Gladys Berman died shortly after the death of her husband due to an overdose of barbiturates. It remains unclear, however, whether Gladys Berman's death was a suicide or a mob hit motivated by her refusal to hand over her husband's control of multiple Las Vegas casinos. At the time of her death, Gladys Ewald Berman was only 39 years old.

The couple's only child was journalist Susan Berman, who was gradually paid a total of $4.3 million by the American Mafia in return for her inherited stake in Las Vegas casinos and other properties. Berman also wrote a memoir about growing up as Twin Cities and Las Vegas mob royalty titled Easy Street (1981). In her memoir, Susan indicated she knew nothing about her father's criminal activities until an acquaintance brought to her attention the mentions of her father in the book The Green Felt Jungle.
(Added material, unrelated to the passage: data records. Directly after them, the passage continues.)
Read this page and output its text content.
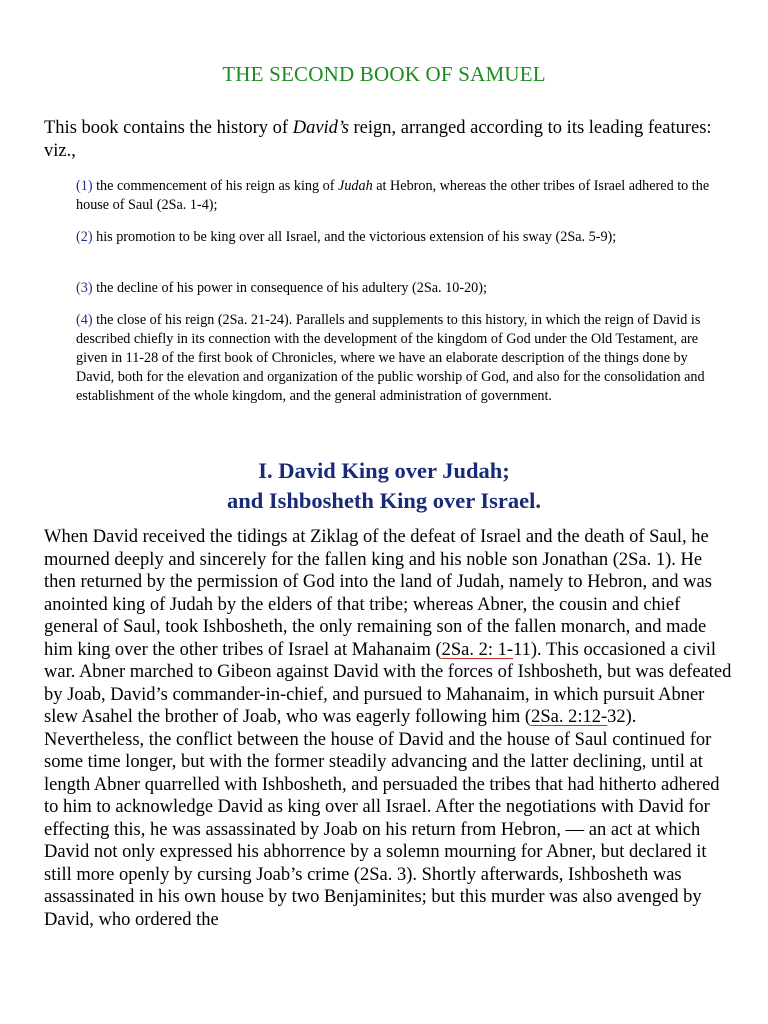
THE SECOND BOOK OF SAMUEL
This book contains the history of David’s reign, arranged according to its leading features: viz.,
(1) the commencement of his reign as king of Judah at Hebron, whereas the other tribes of Israel adhered to the house of Saul (2Sa. 1-4);
(2) his promotion to be king over all Israel, and the victorious extension of his sway (2Sa. 5-9);
(3) the decline of his power in consequence of his adultery (2Sa. 10-20);
(4) the close of his reign (2Sa. 21-24). Parallels and supplements to this history, in which the reign of David is described chiefly in its connection with the development of the kingdom of God under the Old Testament, are given in 11-28 of the first book of Chronicles, where we have an elaborate description of the things done by David, both for the elevation and organization of the public worship of God, and also for the consolidation and establishment of the whole kingdom, and the general administration of government.
I. David King over Judah;
and Ishbosheth King over Israel.
When David received the tidings at Ziklag of the defeat of Israel and the death of Saul, he mourned deeply and sincerely for the fallen king and his noble son Jonathan (2Sa. 1). He then returned by the permission of God into the land of Judah, namely to Hebron, and was anointed king of Judah by the elders of that tribe; whereas Abner, the cousin and chief general of Saul, took Ishbosheth, the only remaining son of the fallen monarch, and made him king over the other tribes of Israel at Mahanaim (2Sa. 2: 1-11). This occasioned a civil war. Abner marched to Gibeon against David with the forces of Ishbosheth, but was defeated by Joab, David’s commander-in-chief, and pursued to Mahanaim, in which pursuit Abner slew Asahel the brother of Joab, who was eagerly following him (2Sa. 2:12-32). Nevertheless, the conflict between the house of David and the house of Saul continued for some time longer, but with the former steadily advancing and the latter declining, until at length Abner quarrelled with Ishbosheth, and persuaded the tribes that had hitherto adhered to him to acknowledge David as king over all Israel. After the negotiations with David for effecting this, he was assassinated by Joab on his return from Hebron, — an act at which David not only expressed his abhorrence by a solemn mourning for Abner, but declared it still more openly by cursing Joab’s crime (2Sa. 3). Shortly afterwards, Ishbosheth was assassinated in his own house by two Benjaminites; but this murder was also avenged by David, who ordered the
Susan Berman was murdered execution style with a 9mm handgun inside her rented home in the Los Angeles suburb of Benedict Canyon on December 23, 2000. On September 17, 2021, a Los Angeles County jury convicted real estate billionaire Robert Durst of Berman's first degree murder. Durst was also convicted of many additional Special Circumstance charges, which caused him to receive a sentence of life imprisonment without parole.